Over the years, the NSEQC has become an informed and trusted voice. The committee enables northerners to:

  • learn more about uranium mining activities; 
  • see first-hand the environmental and public protection measures being employed by mines; 
  • provide northern perspectives on developments; and
  • hear about the socio-economic benefits being gained.

NSEQC’s Work

The committee acts as a bridge between northerners, government and the uranium mining industry. NSEQC does not have regulatory responsibilities. It is structured to provide a forum that ensures consideration of northerners’ interests and recommendations about how uranium development occurs in northern Saskatchewan.

NSEQC provides early feedback to industry and input into both provincial and federal regulators’ decisions concerning uranium mining in our province.
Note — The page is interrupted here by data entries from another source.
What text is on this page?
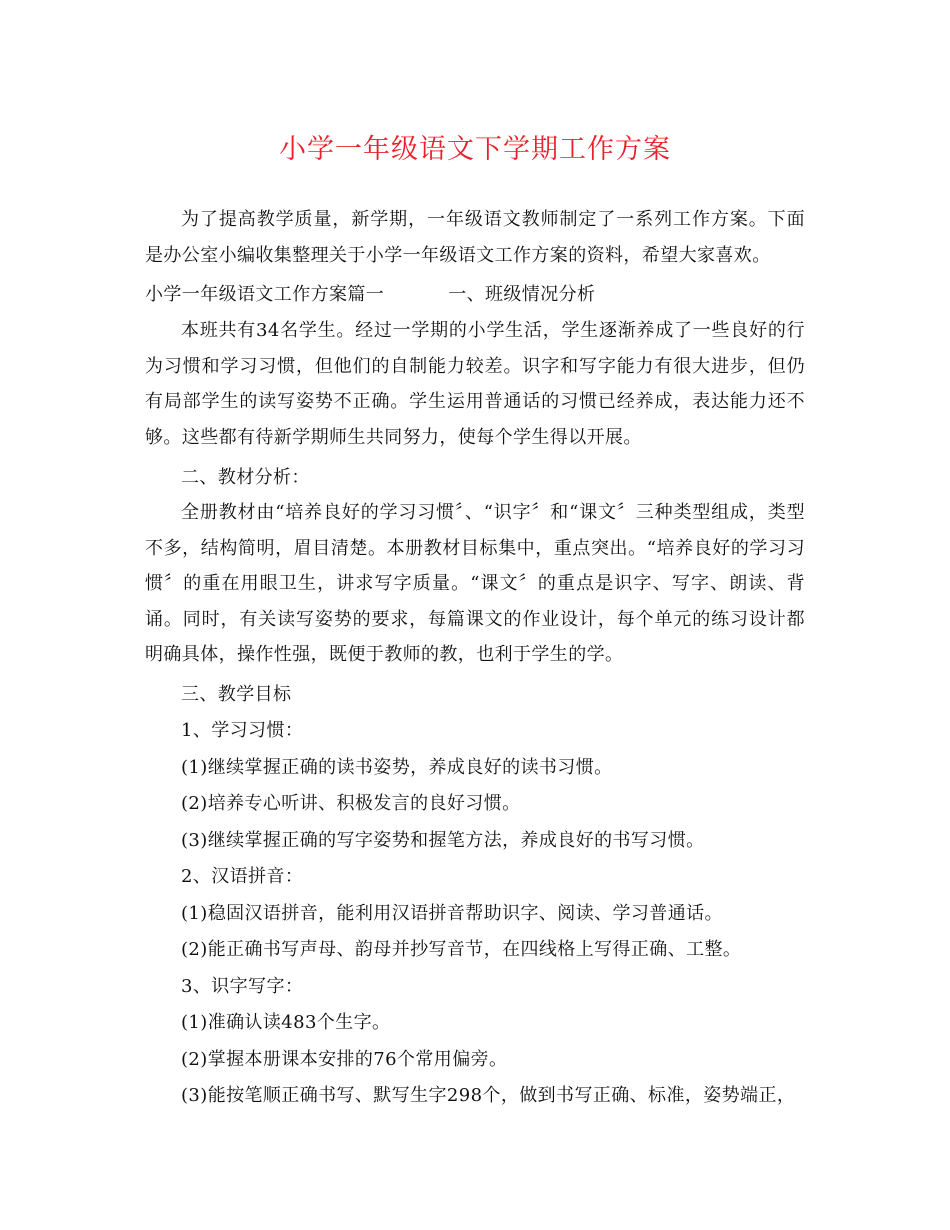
小学一年级语文下学期工作方案
为了提高教学质量，新学期，一年级语文教师制定了一系列工作方案。下面是办公室小编收集整理关于小学一年级语文工作方案的资料，希望大家喜欢。
小学一年级语文工作方案篇一	一、班级情况分析
本班共有34名学生。经过一学期的小学生活，学生逐渐养成了一些良好的行为习惯和学习习惯，但他们的自制能力较差。识字和写字能力有很大进步，但仍有局部学生的读写姿势不正确。学生运用普通话的习惯已经养成，表达能力还不够。这些都有待新学期师生共同努力，使每个学生得以开展。
二、教材分析：
全册教材由“培养良好的学习习惯〞、“识字〞和“课文〞三种类型组成，类型不多，结构简明，眉目清楚。本册教材目标集中，重点突出。“培养良好的学习习惯〞的重在用眼卫生，讲求写字质量。“课文〞的重点是识字、写字、朗读、背诵。同时，有关读写姿势的要求，每篇课文的作业设计，每个单元的练习设计都明确具体，操作性强，既便于教师的教，也利于学生的学。
三、教学目标
1、学习习惯：
(1)继续掌握正确的读书姿势，养成良好的读书习惯。
(2)培养专心听讲、积极发言的良好习惯。
(3)继续掌握正确的写字姿势和握笔方法，养成良好的书写习惯。
2、汉语拼音：
(1)稳固汉语拼音，能利用汉语拼音帮助识字、阅读、学习普通话。
(2)能正确书写声母、韵母并抄写音节，在四线格上写得正确、工整。
3、识字写字：
(1)准确认读483个生字。
(2)掌握本册课本安排的76个常用偏旁。
(3)能按笔顺正确书写、默写生字298个，做到书写正确、标准，姿势端正，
It also provides a community voice in other development initiatives where northern engagement is desired.

To learn more about their work, please read this fact sheet about their mandate, vision, mission and authority or their latest NSEQC Annual Report to Communities.

NSEQC’s Structure

The NSEQC has representatives from a majority of the northern municipal and First Nation communities located in the Northern Saskatchewan Administration District, as shown on this map.

Two provincial government staff, based in the North, manage the NSEQC’s operations and make arrangements for committee members. They also help the committee develop written and verbal presentations for environmental assessments and licensing hearings.

In addition, the Northern Mines Monitoring Secretariat (NMMS) provides technical and scientific assistance to the NSEQC while uranium companies and other natural resource developers offer in-kind assistance to the committee. This includes making scientific staff available, travel arrangements, site tours, workshops, and conferences.

Northern Mines Monitoring Secretariat 

The NMMS is an inter-ministerial committee chaired by the Ministry of Government Relations. The Secretariat includes several provincial ministries that regulate and/or support the uranium industry. They manage a variety of programs pertaining to:

  • the protection of the environment and workers
  • water quality
  • training
  • employment
  • health monitoring
  • rental of Crown land
  • allocation of mineral resources

The NMMS also has representation from the Canadian Nuclear Safety Commission, the body that regulates the nuclear industry across Canada.